Failed resource actions
Failed resource actions arise when the Pacemaker component of an RDQM high availability configuration encounters some problem with a resource on one of the nodes in an HA group.
The RDQM HA solution uses Pacemaker for monitoring and managing resources (see RDQM high availability). If Pacemaker encounters an error performing an operation on a resource on a node, it records this information using a failed resource action. Some failed resource actions prevent the resource from running and must be cleared before Pacemaker can restart the resource.
You can use the rdqmstatus -m command to see if there any failed resource actions that are stopping a queue manager from starting on one or more nodes.
You can then use the rdqmstatus -m qmname -a command to view the details of failed resource actions that are associated with a queue manager.
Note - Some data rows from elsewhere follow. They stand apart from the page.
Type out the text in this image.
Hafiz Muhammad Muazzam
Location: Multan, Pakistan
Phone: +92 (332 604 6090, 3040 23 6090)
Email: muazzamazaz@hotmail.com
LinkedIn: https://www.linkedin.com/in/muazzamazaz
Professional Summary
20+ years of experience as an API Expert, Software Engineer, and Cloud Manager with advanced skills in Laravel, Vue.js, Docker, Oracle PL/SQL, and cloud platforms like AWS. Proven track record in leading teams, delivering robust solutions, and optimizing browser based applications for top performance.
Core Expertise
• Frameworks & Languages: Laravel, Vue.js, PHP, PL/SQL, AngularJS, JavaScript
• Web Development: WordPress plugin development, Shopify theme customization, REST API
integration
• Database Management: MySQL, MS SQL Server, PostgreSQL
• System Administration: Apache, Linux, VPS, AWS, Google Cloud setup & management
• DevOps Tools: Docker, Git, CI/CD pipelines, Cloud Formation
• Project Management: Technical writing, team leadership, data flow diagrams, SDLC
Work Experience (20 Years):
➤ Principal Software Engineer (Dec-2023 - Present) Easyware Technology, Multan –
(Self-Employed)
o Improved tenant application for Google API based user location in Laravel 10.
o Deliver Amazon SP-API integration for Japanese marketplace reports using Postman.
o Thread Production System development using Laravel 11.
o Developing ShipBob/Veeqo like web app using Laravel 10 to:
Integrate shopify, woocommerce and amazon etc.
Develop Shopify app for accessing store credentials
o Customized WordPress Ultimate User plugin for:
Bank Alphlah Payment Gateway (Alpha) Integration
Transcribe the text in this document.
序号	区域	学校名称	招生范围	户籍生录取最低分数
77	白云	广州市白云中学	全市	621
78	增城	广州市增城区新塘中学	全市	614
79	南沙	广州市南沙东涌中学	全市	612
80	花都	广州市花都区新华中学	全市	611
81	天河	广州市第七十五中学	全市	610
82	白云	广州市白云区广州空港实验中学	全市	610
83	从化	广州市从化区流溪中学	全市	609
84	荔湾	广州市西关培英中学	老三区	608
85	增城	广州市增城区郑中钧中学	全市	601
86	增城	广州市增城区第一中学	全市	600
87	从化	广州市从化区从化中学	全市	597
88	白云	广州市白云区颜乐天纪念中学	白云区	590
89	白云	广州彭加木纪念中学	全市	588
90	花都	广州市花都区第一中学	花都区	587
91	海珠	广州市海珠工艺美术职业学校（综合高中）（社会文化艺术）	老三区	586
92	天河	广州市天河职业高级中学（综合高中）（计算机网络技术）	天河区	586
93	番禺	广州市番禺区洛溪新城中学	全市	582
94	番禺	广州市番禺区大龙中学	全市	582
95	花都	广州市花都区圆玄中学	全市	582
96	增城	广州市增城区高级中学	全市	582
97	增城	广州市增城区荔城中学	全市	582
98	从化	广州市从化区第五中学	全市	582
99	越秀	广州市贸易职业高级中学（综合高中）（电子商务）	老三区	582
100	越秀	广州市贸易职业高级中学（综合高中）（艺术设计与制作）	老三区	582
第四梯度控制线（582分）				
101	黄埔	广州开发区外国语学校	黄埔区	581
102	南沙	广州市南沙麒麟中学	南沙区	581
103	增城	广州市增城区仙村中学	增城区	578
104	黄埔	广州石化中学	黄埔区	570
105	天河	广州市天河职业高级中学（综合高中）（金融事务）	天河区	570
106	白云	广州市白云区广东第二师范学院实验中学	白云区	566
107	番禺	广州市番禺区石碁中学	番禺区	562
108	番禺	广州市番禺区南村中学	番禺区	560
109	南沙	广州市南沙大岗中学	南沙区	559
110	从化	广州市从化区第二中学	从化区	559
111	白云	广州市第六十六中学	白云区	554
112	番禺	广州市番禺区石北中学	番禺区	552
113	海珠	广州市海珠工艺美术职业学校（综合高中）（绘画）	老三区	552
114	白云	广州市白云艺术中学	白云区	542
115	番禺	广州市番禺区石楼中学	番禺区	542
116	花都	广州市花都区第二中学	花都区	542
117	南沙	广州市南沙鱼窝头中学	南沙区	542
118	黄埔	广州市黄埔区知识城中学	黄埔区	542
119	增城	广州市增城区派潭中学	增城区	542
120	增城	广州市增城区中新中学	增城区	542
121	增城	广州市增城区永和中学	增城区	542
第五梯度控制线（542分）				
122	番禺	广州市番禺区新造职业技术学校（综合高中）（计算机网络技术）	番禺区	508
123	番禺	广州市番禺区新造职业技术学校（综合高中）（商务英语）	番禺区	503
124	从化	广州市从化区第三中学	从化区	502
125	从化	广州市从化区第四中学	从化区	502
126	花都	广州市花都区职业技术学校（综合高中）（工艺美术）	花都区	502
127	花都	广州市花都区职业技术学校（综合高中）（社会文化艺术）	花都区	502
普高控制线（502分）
Follow this action by using the rdqmclean command to clear these failed resource actions, and so free up any restricted resources. (You must also take action to resolve the problems that caused the failed resource action in the first place.)
- Queue manager
- Floating IP
- RDQM control
- Filesystem
- DR replication (DRBD)
- HA replication (DRBD)
Each type of resource can be subject to the following types of failure:
- Soft
- Soft failures are transient, and Pacemaker continues to try to recover the resource until it times out or is otherwise stopped.
- Hard
- A hard error requires administrative intervention. Hard errors block the resource from running on a particular node.
- Fatal
- A fatal error requires administrative intervention. Fatal errors block the resource from running on any node.
See Viewing RDQM and HA group status for examples of status including failed resource queue actions.
You can use the rdqmclean command to clear all failed resource actions associated with a specified queue manager, or all failed resource actions in the RDQM HA configuration.